Et, d’un point de vue strictement « militaire », et en procédant par recoupement des diverses sources pro et antirégime, voire neutres, on peut dire que l’année finit mieux qu’elle n’a commencé.
Aucun succès insurgé important ou durable depuis des mois
En dépit de nouvelles tentatives en novembre-décembre, l’insurrection n’a pu reprendre pied à Damas, sinon dans quelques points de sa périphérie, et a subi des pertes cruelles.
À Alep, il semble que l’armée ait patiemment grignoté les positions des rebelles, dont il est certain qu’ils ne progressent plus. L’armée a aussi repris des positions dans la région nord de la ville, bastion de l’insurrection. Et elle les a conservées ou reconquises tant dans les environs d’Idleb qu’à Maraat al-Numan.
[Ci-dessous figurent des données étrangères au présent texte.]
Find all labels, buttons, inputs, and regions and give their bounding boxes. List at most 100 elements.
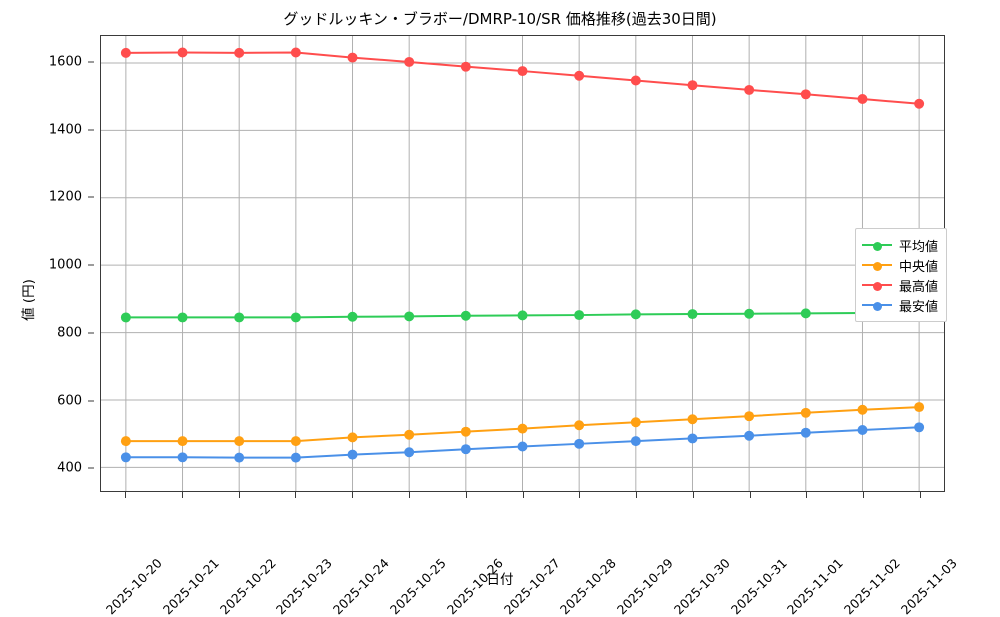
data-point <box>347 449 358 460</box>
data-point <box>517 310 528 321</box>
data-point <box>290 452 301 463</box>
y-tick-mark <box>88 61 94 63</box>
data-point <box>234 436 245 447</box>
data-point <box>800 89 811 100</box>
data-point <box>574 310 585 321</box>
x-tick-mark <box>522 492 524 498</box>
y-tick-mark <box>88 332 94 334</box>
data-point <box>290 312 301 323</box>
data-point <box>857 404 868 415</box>
x-tick-mark <box>238 492 240 498</box>
data-point <box>404 56 415 67</box>
x-tick-mark <box>352 492 354 498</box>
grid-lines <box>101 36 944 491</box>
data-point <box>744 84 755 95</box>
data-point <box>460 310 471 321</box>
x-tick-mark <box>124 492 126 498</box>
y-tick-label: 400 <box>57 460 82 476</box>
data-point <box>404 311 415 322</box>
legend-item-0[interactable]: 平均値 <box>862 235 938 255</box>
legend-label: 最安値 <box>899 299 939 315</box>
data-point <box>574 70 585 81</box>
legend-label: 最高値 <box>899 279 939 295</box>
price-trend-chart-figure: グッドルッキン・ブラボー/DMRP-10/SR 価格推移(過去30日間) 値 (… <box>0 10 960 617</box>
data-point <box>120 436 131 447</box>
legend-marker-icon <box>862 278 892 292</box>
data-point <box>914 402 925 413</box>
data-point <box>630 309 641 320</box>
y-tick-mark <box>88 467 94 469</box>
y-tick-label: 1200 <box>48 189 82 205</box>
chart-legend: 平均値 中央値最高値最安値 <box>855 228 948 322</box>
x-tick-mark <box>863 492 865 498</box>
y-tick-mark <box>88 129 94 131</box>
data-point <box>460 444 471 455</box>
data-point <box>517 441 528 452</box>
x-tick-mark <box>295 492 297 498</box>
data-series-layer <box>120 47 925 463</box>
data-point <box>800 427 811 438</box>
data-point <box>347 311 358 322</box>
data-point <box>460 426 471 437</box>
legend-item-1[interactable]: 中央値 <box>862 255 938 275</box>
legend-marker-icon <box>862 298 892 312</box>
data-point <box>347 432 358 443</box>
data-point <box>177 47 188 58</box>
x-tick-mark <box>692 492 694 498</box>
x-axis-tick-labels: 2025-10-20 2025-10-21 2025-10-22 2025-10-23… <box>100 492 960 617</box>
legend-item-3[interactable]: 最安値 <box>862 295 938 315</box>
data-point <box>687 309 698 320</box>
data-point <box>517 66 528 77</box>
x-tick-mark <box>806 492 808 498</box>
data-point <box>687 433 698 444</box>
y-tick-mark <box>88 400 94 402</box>
data-point <box>630 436 641 447</box>
y-tick-mark <box>88 264 94 266</box>
x-tick-mark <box>749 492 751 498</box>
data-point <box>177 312 188 323</box>
x-tick-mark <box>920 492 922 498</box>
y-tick-label: 600 <box>57 393 82 409</box>
data-point <box>177 452 188 463</box>
x-tick-mark <box>181 492 183 498</box>
data-point <box>574 438 585 449</box>
legend-item-2[interactable]: 最高値 <box>862 275 938 295</box>
y-tick-label: 1000 <box>48 257 82 273</box>
y-axis-tick-labels: 400 600 800 1000 1200 1400 1600 <box>0 35 94 492</box>
data-point <box>460 61 471 72</box>
x-tick-mark <box>636 492 638 498</box>
data-point <box>687 80 698 91</box>
data-point <box>517 423 528 434</box>
x-tick-mark <box>465 492 467 498</box>
data-point <box>744 430 755 441</box>
x-axis-label: 日付 <box>486 572 514 588</box>
data-point <box>234 452 245 463</box>
data-point <box>574 420 585 431</box>
legend-marker-icon <box>862 238 892 252</box>
data-point <box>687 414 698 425</box>
data-point <box>857 425 868 435</box>
data-point <box>120 452 131 463</box>
plot-area <box>100 35 945 492</box>
series-line-2 <box>124 51 921 105</box>
data-point <box>744 411 755 422</box>
x-tick-mark <box>408 492 410 498</box>
data-point <box>744 308 755 319</box>
y-tick-mark <box>88 196 94 198</box>
data-point <box>914 422 925 433</box>
data-point <box>404 429 415 440</box>
y-tick-label: 1600 <box>48 54 82 70</box>
data-point <box>120 47 131 58</box>
legend-label: 平均値 <box>899 239 939 255</box>
data-point <box>857 94 868 105</box>
data-point <box>290 436 301 447</box>
chart-title: グッドルッキン・ブラボー/DMRP-10/SR 価格推移(過去30日間) <box>283 10 717 28</box>
data-point <box>404 447 415 458</box>
y-tick-label: 1400 <box>48 122 82 138</box>
data-point <box>914 98 925 109</box>
legend-marker-icon <box>862 258 892 272</box>
data-point <box>234 312 245 323</box>
data-point <box>800 308 811 319</box>
data-point <box>177 436 188 447</box>
data-point <box>290 47 301 58</box>
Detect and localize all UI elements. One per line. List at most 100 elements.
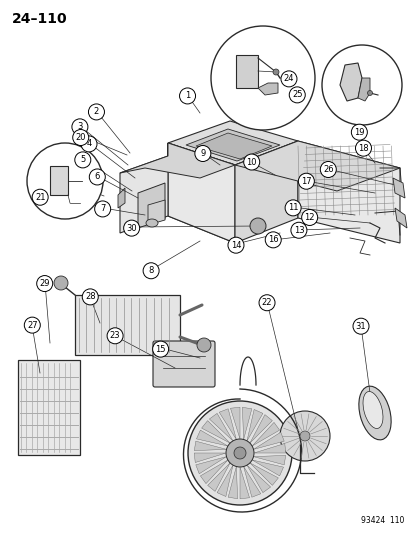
Circle shape (299, 431, 309, 441)
Circle shape (179, 88, 195, 104)
Text: 24–110: 24–110 (12, 12, 67, 26)
Text: 24: 24 (283, 75, 294, 83)
Ellipse shape (146, 219, 158, 227)
Text: 15: 15 (155, 345, 166, 353)
Text: 8: 8 (148, 266, 153, 275)
Polygon shape (297, 141, 399, 243)
Polygon shape (242, 407, 251, 440)
Circle shape (320, 161, 335, 177)
Circle shape (355, 140, 370, 156)
Polygon shape (249, 463, 278, 486)
Text: 19: 19 (353, 128, 364, 136)
Circle shape (272, 69, 278, 75)
Circle shape (265, 232, 280, 248)
Circle shape (211, 26, 314, 130)
Circle shape (24, 317, 40, 333)
Text: 11: 11 (287, 204, 298, 212)
FancyBboxPatch shape (18, 360, 80, 455)
Circle shape (228, 237, 243, 253)
Circle shape (321, 45, 401, 125)
Circle shape (188, 401, 291, 505)
Polygon shape (201, 421, 230, 443)
Text: 93424  110: 93424 110 (360, 516, 403, 525)
Circle shape (75, 152, 90, 168)
Ellipse shape (358, 386, 390, 440)
Circle shape (27, 143, 103, 219)
Circle shape (367, 91, 372, 95)
Circle shape (152, 341, 168, 357)
Polygon shape (247, 465, 270, 492)
Circle shape (195, 146, 210, 161)
Text: 5: 5 (80, 156, 85, 164)
Polygon shape (209, 414, 233, 441)
Text: 27: 27 (27, 321, 38, 329)
Polygon shape (195, 133, 271, 159)
Polygon shape (118, 188, 125, 208)
Text: 6: 6 (95, 173, 100, 181)
Polygon shape (243, 466, 260, 497)
Circle shape (37, 276, 52, 292)
Polygon shape (219, 409, 236, 440)
Polygon shape (195, 457, 226, 474)
Polygon shape (120, 143, 235, 178)
Text: 3: 3 (77, 123, 82, 131)
Text: 12: 12 (304, 213, 314, 222)
Polygon shape (394, 208, 406, 228)
Text: 31: 31 (355, 322, 366, 330)
Text: 4: 4 (86, 140, 91, 148)
Polygon shape (168, 121, 297, 165)
Polygon shape (339, 63, 361, 101)
Polygon shape (235, 55, 257, 88)
Circle shape (298, 173, 313, 189)
Circle shape (89, 169, 105, 185)
Circle shape (289, 87, 304, 103)
Circle shape (243, 154, 259, 170)
Circle shape (351, 124, 366, 140)
Circle shape (280, 71, 296, 87)
Circle shape (73, 130, 88, 146)
Text: 16: 16 (267, 236, 278, 244)
Polygon shape (247, 409, 262, 441)
Circle shape (143, 263, 159, 279)
Text: 2: 2 (94, 108, 99, 116)
Polygon shape (240, 467, 249, 499)
Text: 17: 17 (300, 177, 311, 185)
Circle shape (88, 104, 104, 120)
Text: 28: 28 (85, 293, 95, 301)
Polygon shape (253, 455, 285, 465)
Polygon shape (249, 415, 272, 443)
Polygon shape (392, 178, 404, 198)
Ellipse shape (362, 392, 382, 429)
Polygon shape (228, 466, 237, 499)
Text: 18: 18 (357, 144, 368, 152)
Text: 20: 20 (75, 133, 86, 142)
Circle shape (123, 220, 139, 236)
Circle shape (82, 289, 98, 305)
Text: 10: 10 (246, 158, 256, 166)
Text: 26: 26 (322, 165, 333, 174)
Polygon shape (50, 166, 68, 195)
Circle shape (285, 200, 300, 216)
Polygon shape (357, 78, 369, 101)
Circle shape (279, 411, 329, 461)
Polygon shape (252, 460, 283, 476)
Circle shape (54, 276, 68, 290)
Circle shape (290, 222, 306, 238)
Polygon shape (138, 183, 165, 228)
FancyBboxPatch shape (75, 295, 180, 355)
Text: 21: 21 (35, 193, 45, 201)
Text: 29: 29 (39, 279, 50, 288)
Circle shape (72, 119, 88, 135)
Text: 25: 25 (291, 91, 302, 99)
Circle shape (301, 209, 317, 225)
Circle shape (259, 295, 274, 311)
Polygon shape (194, 453, 225, 463)
Polygon shape (235, 141, 297, 243)
Text: 1: 1 (185, 92, 190, 100)
Polygon shape (253, 432, 283, 449)
Circle shape (225, 439, 254, 467)
Polygon shape (230, 407, 240, 439)
Polygon shape (196, 430, 227, 446)
Text: 7: 7 (100, 205, 105, 213)
Text: 9: 9 (200, 149, 205, 158)
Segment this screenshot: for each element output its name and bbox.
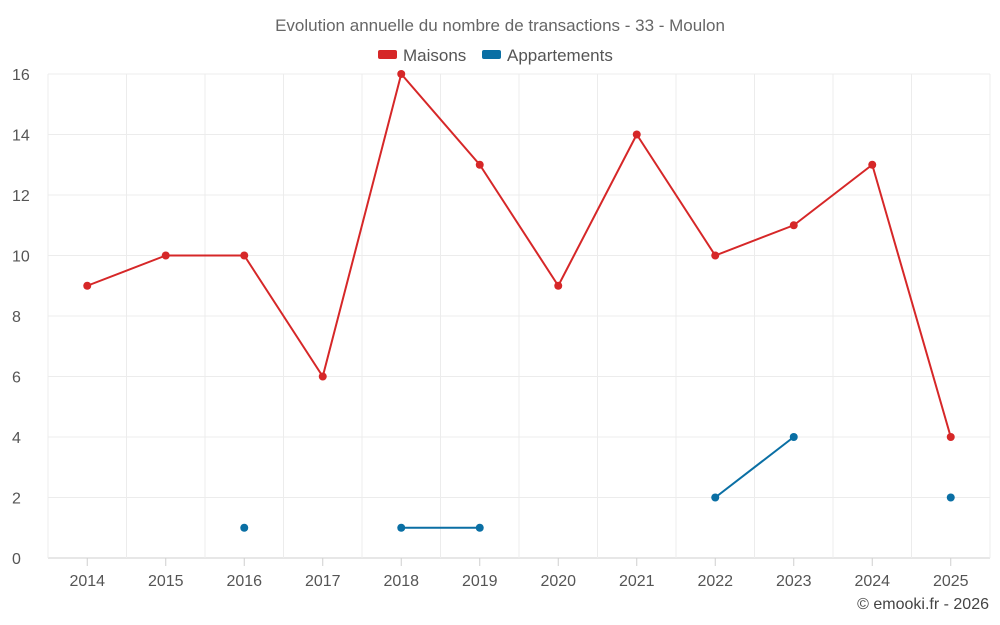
x-tick-label: 2017 <box>305 573 341 590</box>
y-tick-label: 6 <box>12 370 21 387</box>
y-tick-label: 16 <box>12 67 30 84</box>
x-tick-label: 2016 <box>226 573 262 590</box>
x-tick-label: 2025 <box>933 573 969 590</box>
y-tick-label: 0 <box>12 551 21 568</box>
x-tick-label: 2018 <box>383 573 419 590</box>
data-point-appartements[interactable] <box>240 523 249 532</box>
data-point-maisons[interactable] <box>554 281 563 290</box>
data-point-maisons[interactable] <box>868 160 877 169</box>
data-point-maisons[interactable] <box>632 130 641 139</box>
x-tick-label: 2019 <box>462 573 498 590</box>
data-point-maisons[interactable] <box>475 160 484 169</box>
series-line-maisons <box>86 73 952 438</box>
legend-swatch-appartements[interactable] <box>482 50 501 59</box>
y-axis: 0 2 4 6 8 10 12 14 16 <box>12 67 30 568</box>
x-tick-label: 2024 <box>854 573 890 590</box>
series-layer <box>83 70 955 532</box>
data-point-maisons[interactable] <box>161 251 170 260</box>
y-tick-label: 14 <box>12 128 30 145</box>
y-tick-label: 10 <box>12 249 30 266</box>
data-point-maisons[interactable] <box>397 70 406 78</box>
data-point-appartements[interactable] <box>475 523 484 532</box>
legend: Maisons Appartements <box>378 46 613 65</box>
y-tick-label: 12 <box>12 188 30 205</box>
x-tick-label: 2023 <box>776 573 812 590</box>
data-point-appartements[interactable] <box>789 433 798 441</box>
x-tick-label: 2015 <box>148 573 184 590</box>
data-point-maisons[interactable] <box>318 372 327 381</box>
series-maisons <box>83 70 955 441</box>
credit-text: © emooki.fr - 2026 <box>857 596 989 613</box>
data-point-maisons[interactable] <box>711 251 720 260</box>
legend-label-maisons[interactable]: Maisons <box>403 46 466 65</box>
data-point-appartements[interactable] <box>711 493 720 502</box>
grid <box>47 73 991 559</box>
legend-swatch-maisons[interactable] <box>378 50 397 59</box>
legend-label-appartements[interactable]: Appartements <box>507 46 613 65</box>
data-point-appartements[interactable] <box>397 523 406 532</box>
y-tick-label: 8 <box>12 309 21 326</box>
chart-title: Evolution annuelle du nombre de transact… <box>275 16 725 35</box>
data-point-appartements[interactable] <box>946 493 955 502</box>
data-point-maisons[interactable] <box>946 433 955 441</box>
data-point-maisons[interactable] <box>83 281 92 290</box>
data-point-maisons[interactable] <box>240 251 249 260</box>
x-axis: 2014 2015 2016 2017 2018 2019 2020 2021 2022 2023… <box>69 558 969 590</box>
data-point-maisons[interactable] <box>789 221 798 230</box>
x-tick-label: 2022 <box>697 573 733 590</box>
series-appartements <box>240 433 955 532</box>
x-tick-label: 2014 <box>69 573 105 590</box>
x-tick-label: 2020 <box>540 573 576 590</box>
y-tick-label: 4 <box>12 430 21 447</box>
series-line-appartements <box>714 436 795 499</box>
x-tick-label: 2021 <box>619 573 655 590</box>
y-tick-label: 2 <box>12 491 21 508</box>
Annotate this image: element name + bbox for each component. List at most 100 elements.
Homs est nettoyée pour l’essentiel et le temps où cette grande ville était baptisée « capitale de la Révolution » par l’OSDH semble loin. Même heureuse évolution pour la ville voisine d’al-Qusayr, longtemps principal point d’appui de l’ASL sur la frontière libanaise. Quant à la ville voisine de Hama, il ne semble pas non plus que la toute récente « offensive » des bandes dans ses environs ait enregistré le moindre succès significatif.
Dans le secteur nord-est, les rebelles et bandes islamistes semblent toujours acculées sur la frontière turque et n’ont pu inquiéter la ville d’al-Hassake.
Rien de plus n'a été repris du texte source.